I've been writing technical documents since the early 1970s.
You can't expect one piece of documentation to serve everyone ... it's like buying a "vehicle" and trying to use it to race, haul hogs, and climb Pikes Peak.
A - Ordinary users don't give a shit how the stuff works, they want it to do something for them ... tell them how to make whatever it is work as a tool for them. Run through the common use cases, screen by screen, showing them how to make the widget-smasher do it's thing.
Start with things the way they should work, then give them some basic troubleshooting, maintenance, etc.
B - Administrative users: They need all of "A", and how to handle the other users.
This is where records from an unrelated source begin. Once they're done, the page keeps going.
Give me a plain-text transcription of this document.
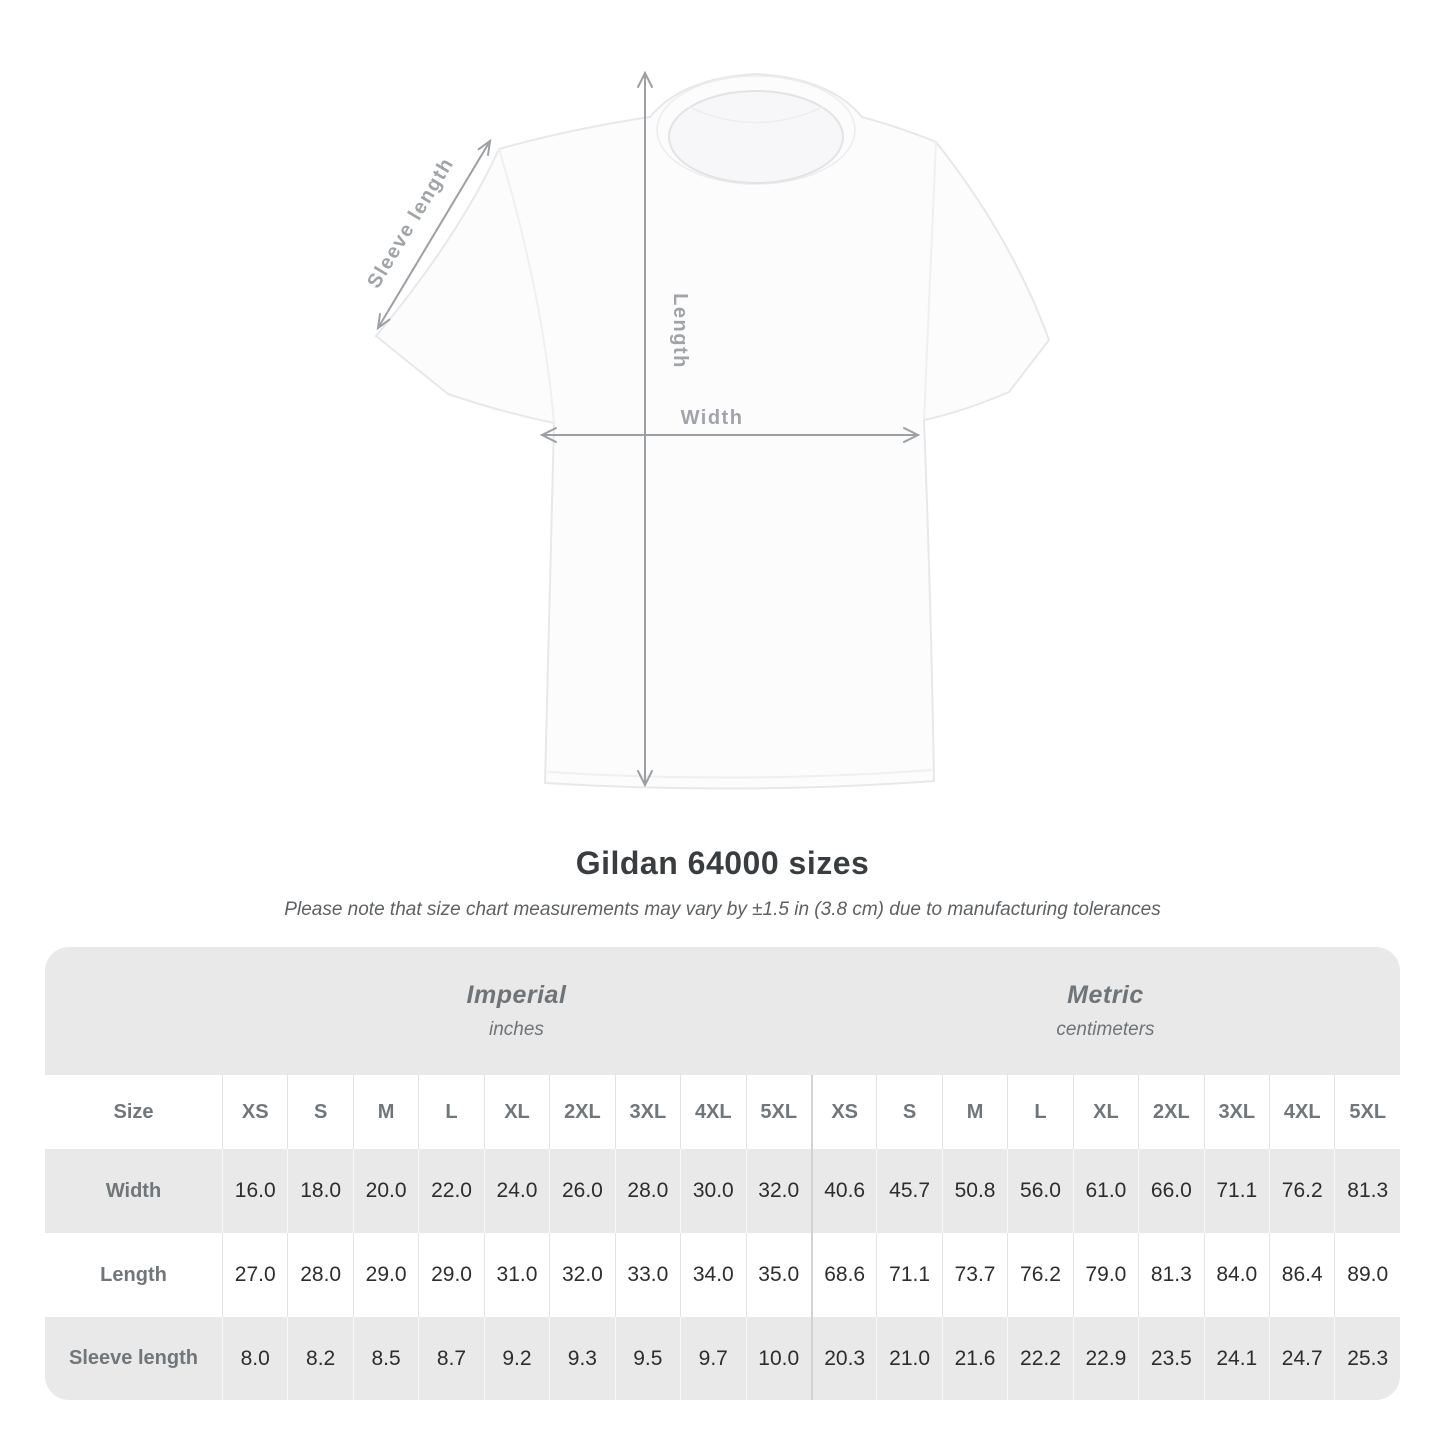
Sleeve length
Length
Width
Gildan 64000 sizes

Please note that size chart measurements may vary by ±1.5 in (3.8 cm) due to manufacturing tolerances

Imperial
inches

Metric
centimeters

Size	XS	S	M	L	XL	2XL	3XL	4XL	5XL	XS	S	M	L	XL	2XL	3XL	4XL	5XL
Width	16.0	18.0	20.0	22.0	24.0	26.0	28.0	30.0	32.0	40.6	45.7	50.8	56.0	61.0	66.0	71.1	76.2	81.3
Length	27.0	28.0	29.0	29.0	31.0	32.0	33.0	34.0	35.0	68.6	71.1	73.7	76.2	79.0	81.3	84.0	86.4	89.0
Sleeve length	8.0	8.2	8.5	8.7	9.2	9.3	9.5	9.7	10.0	20.3	21.0	21.6	22.2	22.9	23.5	24.1	24.7	25.3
Add, remove and monitor users.
Start with things the way they should work, then give them some basic troubleshooting, maintenance, etc. for the added functions.
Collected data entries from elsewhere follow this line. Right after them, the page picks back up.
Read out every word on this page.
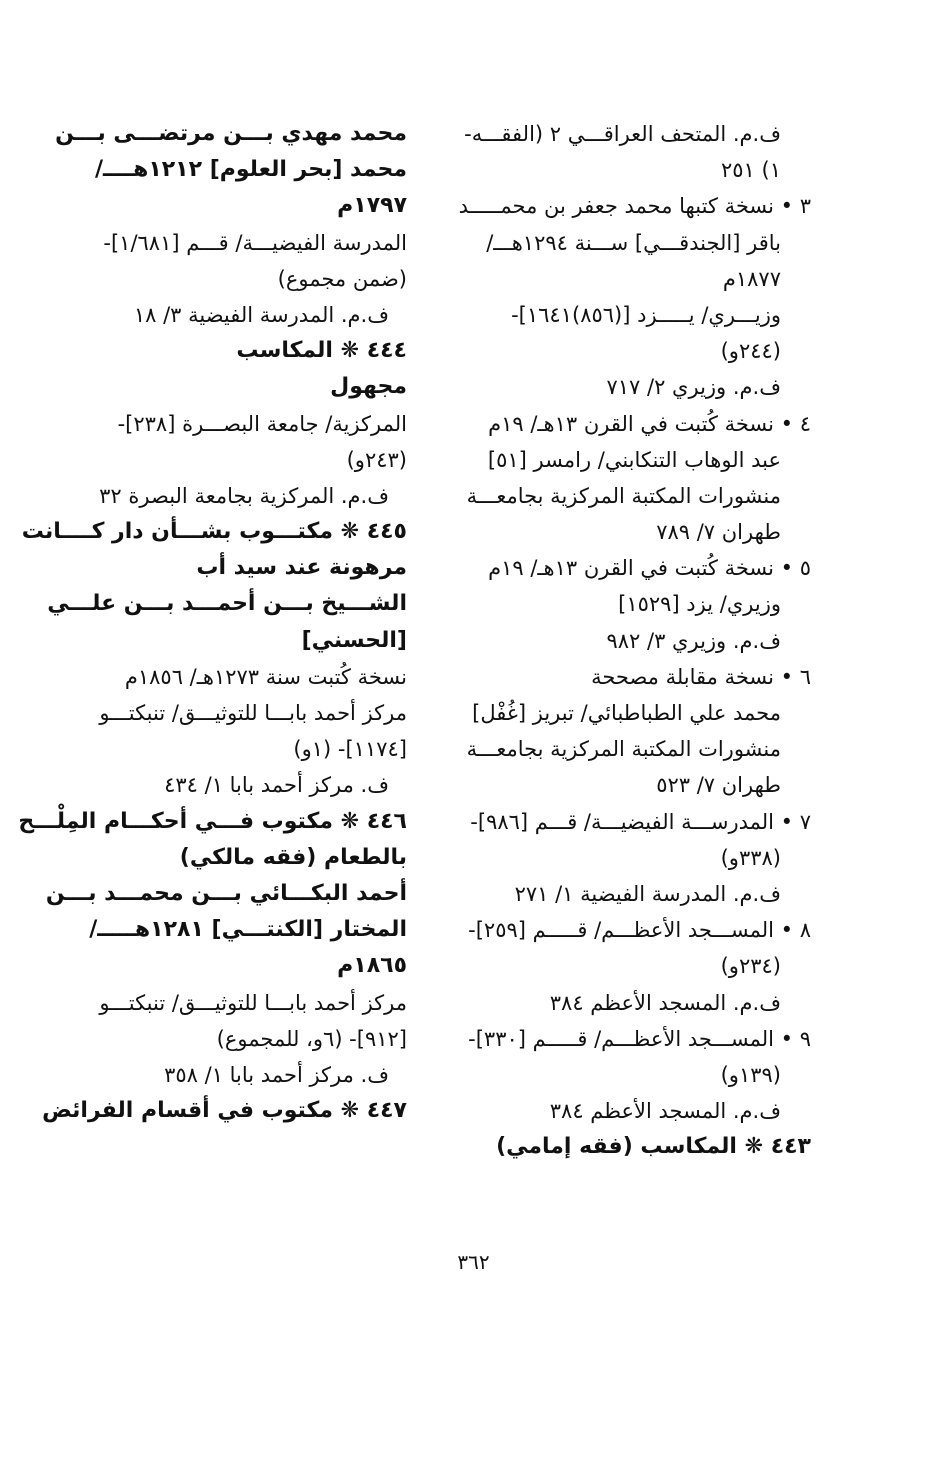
ف.م. المتحف العراقـــي ٢ (الفقـــه-
١) ٢٥١
٣ • نسخة كتبها محمد جعفر بن محمـــــد
باقر [الجندقـــي] ســـنة ١٢٩٤هـــ/
١٨٧٧م
وزيـــري/ يـــــزد [(٨٥٦)١٦٤١]-
(٢٤٤و)
ف.م. وزيري ٢/ ٧١٧
٤ • نسخة كُتبت في القرن ١٣هـ/ ١٩م
عبد الوهاب التنكابني/ رامسر [٥١]
منشورات المكتبة المركزية بجامعـــة
طهران ٧/ ٧٨٩
٥ • نسخة كُتبت في القرن ١٣هـ/ ١٩م
وزيري/ يزد [١٥٢٩]
ف.م. وزيري ٣/ ٩٨٢
٦ • نسخة مقابلة مصححة
محمد علي الطباطبائي/ تبريز [غُفْل]
منشورات المكتبة المركزية بجامعـــة
طهران ٧/ ٥٢٣
٧ • المدرســـة الفيضيـــة/ قـــم [٩٨٦]-
(٣٣٨و)
ف.م. المدرسة الفيضية ١/ ٢٧١
٨ • المســـجد الأعظـــم/ قـــــم [٢٥٩]-
(٢٣٤و)
ف.م. المسجد الأعظم ٣٨٤
٩ • المســـجد الأعظـــم/ قـــــم [٣٣٠]-
(١٣٩و)
ف.م. المسجد الأعظم ٣٨٤
٤٤٣ ❋ المكاسب (فقه إمامي)
محمد مهدي بـــن مرتضـــى بـــن
محمد [بحر العلوم] ١٢١٢هــــ/
١٧٩٧م
المدرسة الفيضيـــة/ قـــم [١/٦٨١]-
(ضمن مجموع)
ف.م. المدرسة الفيضية ٣/ ١٨
٤٤٤ ❋ المكاسب
مجهول
المركزية/ جامعة البصـــرة [٢٣٨]-
(٢٤٣و)
ف.م. المركزية بجامعة البصرة ٣٢
٤٤٥ ❋ مكتـــوب بشـــأن دار كــــانت
مرهونة عند سيد أب
الشـــيخ بـــن أحمـــد بـــن علـــي
[الحسني]
نسخة كُتبت سنة ١٢٧٣هـ/ ١٨٥٦م
مركز أحمد بابـــا للتوثيـــق/ تنبكتـــو
[١١٧٤]- (١و)
ف. مركز أحمد بابا ١/ ٤٣٤
٤٤٦ ❋ مكتوب فـــي أحكـــام المِلْـــح
بالطعام (فقه مالكي)
أحمد البكـــائي بـــن محمـــد بـــن
المختار [الكنتـــي] ١٢٨١هـــــ/
١٨٦٥م
مركز أحمد بابـــا للتوثيـــق/ تنبكتـــو
[٩١٢]- (٦و، للمجموع)
ف. مركز أحمد بابا ١/ ٣٥٨
٤٤٧ ❋ مكتوب في أقسام الفرائض
٣٦٢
C- Service techs, sysadmins, and those who will touch the sacred code: All of A and B (be reference to the appropriat4e manual or section thereof) and then feel free to pile on the technocrapobabble.
Each detailed explanation should start with a very brief "statement of purpose" ... when will this command be needed, or what does the bit of machine do. Why would you use it?
Then explain how to use it, and the expected results if you used it right, the expected results if you screwed up, and how to recover from an error.
You need to explain for each level of user what happens to a transaction, or data, or a part being manufactured, as it passes through the process or the proigram ... chronologically, what touches it and what is supposed to happen?
What will you see if there is a failure?
How do you recover from the failure?
It's not difficult, you just have to make sure that each level of user can get their task done efficiently.